Software, technology, sysadmin war stories, and more. Feed
Monday, November 21, 2011

Baby 1, mail server disk 0

I remember my first encounter with the dancing baby. It was years ago, back when that file started making the rounds.

I was running a POP mail server for about 1500 users. It was a little Pentium 90 box with a 4 GB disk just for mail. That particular drive usually sat at the 60% mark. 4 GB was considered a fairly big drive at the time, and things had been fine for the two years or so that we had been using it.

Then the baby landed. It's not so much that someone got it and forwarded it. That by itself wouldn't be a huge deal. It was a 40 MB file which was massive by most standards back then, but we could have handled it without too much trouble. The problem is one of multiplication.

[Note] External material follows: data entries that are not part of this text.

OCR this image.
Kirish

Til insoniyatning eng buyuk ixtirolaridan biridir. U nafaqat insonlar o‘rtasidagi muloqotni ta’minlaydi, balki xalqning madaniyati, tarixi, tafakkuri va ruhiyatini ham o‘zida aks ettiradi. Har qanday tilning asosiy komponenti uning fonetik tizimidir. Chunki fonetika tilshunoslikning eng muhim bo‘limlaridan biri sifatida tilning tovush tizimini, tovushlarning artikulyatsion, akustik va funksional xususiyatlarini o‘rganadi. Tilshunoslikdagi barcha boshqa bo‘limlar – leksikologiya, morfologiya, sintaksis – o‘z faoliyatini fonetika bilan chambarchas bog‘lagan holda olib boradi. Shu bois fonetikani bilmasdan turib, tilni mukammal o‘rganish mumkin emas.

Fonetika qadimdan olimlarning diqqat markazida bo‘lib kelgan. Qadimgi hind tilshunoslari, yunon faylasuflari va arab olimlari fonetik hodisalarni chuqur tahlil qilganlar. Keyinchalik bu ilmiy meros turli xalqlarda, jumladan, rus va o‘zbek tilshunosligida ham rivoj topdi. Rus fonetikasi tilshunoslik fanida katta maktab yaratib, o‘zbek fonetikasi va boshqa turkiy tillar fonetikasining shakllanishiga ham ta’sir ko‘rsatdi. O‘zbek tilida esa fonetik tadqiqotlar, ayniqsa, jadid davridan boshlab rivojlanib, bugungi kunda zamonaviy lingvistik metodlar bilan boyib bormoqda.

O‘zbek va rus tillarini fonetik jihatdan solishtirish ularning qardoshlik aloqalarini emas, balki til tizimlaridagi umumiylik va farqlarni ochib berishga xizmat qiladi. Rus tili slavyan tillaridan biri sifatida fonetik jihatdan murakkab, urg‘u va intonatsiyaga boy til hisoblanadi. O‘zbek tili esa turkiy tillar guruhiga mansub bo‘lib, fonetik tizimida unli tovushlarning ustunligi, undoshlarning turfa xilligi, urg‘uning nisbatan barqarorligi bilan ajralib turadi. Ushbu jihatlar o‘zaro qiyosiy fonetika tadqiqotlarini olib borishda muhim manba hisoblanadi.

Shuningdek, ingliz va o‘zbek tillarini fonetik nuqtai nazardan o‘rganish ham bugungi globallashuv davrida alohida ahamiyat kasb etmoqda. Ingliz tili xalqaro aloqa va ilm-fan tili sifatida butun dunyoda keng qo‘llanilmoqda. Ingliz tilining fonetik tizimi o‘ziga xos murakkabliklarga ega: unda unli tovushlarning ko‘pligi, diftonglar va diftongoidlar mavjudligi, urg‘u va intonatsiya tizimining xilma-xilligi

We had a bunch of mailing lists set up for our users. Every site had a dozen or so with different groups of people: everyone, just teachers, just staff, just this, just that, and so on. You might have 100 or so people on any one list. We were running majordomo in a fairly loose mode, such that anyone could send anything to any list if they were an internal user.

So then it happened. Someone mailed the 100 recipients on a list that 40 MB dancing baby file. That's 4 GB of base64 attachment gunk that hadn't been there moments earlier. sendmail did its job as expected and promptly filled up the mail drive.

That's when everything hit the fan. Nothing new could be created on there since it was at 100% utilization. Incoming mail started being rejected with 4xx errors. Worse, the users couldn't fetch the actual message and lighten the load because the POP server needed to open a temp file of some kind, and it couldn't do that due to the space situation.

It was an embarrassing mess. I had to fix it by groveling around in raw mailboxes to excise the little dancing demon. Then we had a little chat with the user in question and let them know exactly how things went bad. Then we asked them to never do it again.

I'd like to say that we used this opportunity to build a better system which was resilient to such use cases, but that stuff never happened. We just kept doing things the hard way.